The European Union (EU) is keeping its doors open to Iceland which froze EU accession talks under new center-right government taking office following the 27 April elections. Meeting Icelandic Prime Minister Sigmundur David Gunnlaugsson on Tuesday, European Commission President José Manuel Barroso urged that Iceland must decide "without further delay" whether to pursue talks to join the European Union, saying "The clock is ticking, and it is also in the shared interest of us all that this decision is taken without further delay." He stated that the EU decision to open accession negotiations remains valid.  "Provided Iceland wants it, we remain committed to continuing the accession negotiation process, which I am certain could address Iceland's specificities," Barroso said.

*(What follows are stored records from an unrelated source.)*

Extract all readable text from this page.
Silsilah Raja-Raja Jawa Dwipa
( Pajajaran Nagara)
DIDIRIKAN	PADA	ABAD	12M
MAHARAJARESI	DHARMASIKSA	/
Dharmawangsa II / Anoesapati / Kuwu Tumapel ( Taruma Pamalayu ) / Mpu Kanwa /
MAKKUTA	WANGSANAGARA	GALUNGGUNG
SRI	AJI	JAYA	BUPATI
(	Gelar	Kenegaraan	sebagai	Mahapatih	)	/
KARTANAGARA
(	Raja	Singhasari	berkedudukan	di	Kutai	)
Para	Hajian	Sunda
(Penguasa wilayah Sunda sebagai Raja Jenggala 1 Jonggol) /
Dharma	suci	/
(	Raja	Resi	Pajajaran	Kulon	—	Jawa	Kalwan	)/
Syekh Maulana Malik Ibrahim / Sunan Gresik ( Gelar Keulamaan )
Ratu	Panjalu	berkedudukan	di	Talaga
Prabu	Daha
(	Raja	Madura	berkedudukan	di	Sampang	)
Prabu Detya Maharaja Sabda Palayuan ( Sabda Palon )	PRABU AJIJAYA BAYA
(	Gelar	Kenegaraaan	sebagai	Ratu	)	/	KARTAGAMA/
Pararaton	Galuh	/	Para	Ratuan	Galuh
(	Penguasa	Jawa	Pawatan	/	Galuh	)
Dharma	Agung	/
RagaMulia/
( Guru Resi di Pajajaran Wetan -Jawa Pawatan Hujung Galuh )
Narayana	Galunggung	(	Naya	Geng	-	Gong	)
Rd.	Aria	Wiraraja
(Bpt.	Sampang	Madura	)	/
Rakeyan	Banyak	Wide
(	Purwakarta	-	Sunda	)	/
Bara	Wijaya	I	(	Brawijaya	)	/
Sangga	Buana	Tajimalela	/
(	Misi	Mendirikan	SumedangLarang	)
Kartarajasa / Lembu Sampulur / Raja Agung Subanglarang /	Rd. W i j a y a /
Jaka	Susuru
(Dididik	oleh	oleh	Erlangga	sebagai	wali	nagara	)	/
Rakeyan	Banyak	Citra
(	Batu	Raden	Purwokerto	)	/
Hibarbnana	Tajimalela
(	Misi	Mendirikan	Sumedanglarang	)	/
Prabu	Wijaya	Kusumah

Barroso noted that the Commission respects the decision of the government regarding the accession process, adding, "we look forward to clarity on the validity of Iceland's membership application after the parliamentary assessment on European Union accession, which will take place this autumn."

"It is in the interest of the European Union and Iceland that a decision is taken on the basis of proper reflection and in an objective, transparent, serene manner. But the clock is ticking, and it is also in the shared interest of us all that this decision is taken without further delay."

Giving anti-EU messages, Iceland's new coalition government announced in May that it would suspend the country's EU membership application until it can hold a referendum within the next four years on whether to continue membership talks.

The previous socialist government called for Iceland's accession to the EU and for adopting European common currency, and its defeat in April elections signaled a more isolated future for the small island nation.

The meeting was also occupied by an argument over mackerel fishing upon EU sanctions against Reykjavik for its decision to raise the quotas for mackerel. Barroso warned Iceland saying "We cannot support unilateral action by our partner countries."

Gunnlaugsson responded dismissing the threat as "unlikely" and added that Iceland had been sustainably fishing for a very long time.

EU fisheries Commissioner Maria Damanaki Monday said the commission would decide by the end of the month on whether to sanction Iceland which argued it could increase its quotas as more mackerel are migrating northwards due to warmer seas.

 Iceland's Premier Gunnlaugsson also met President of the European Council Herman Van Rompuy and NATO Secretary-General Anders Fogh Rasmussen as part of his Brussels visit.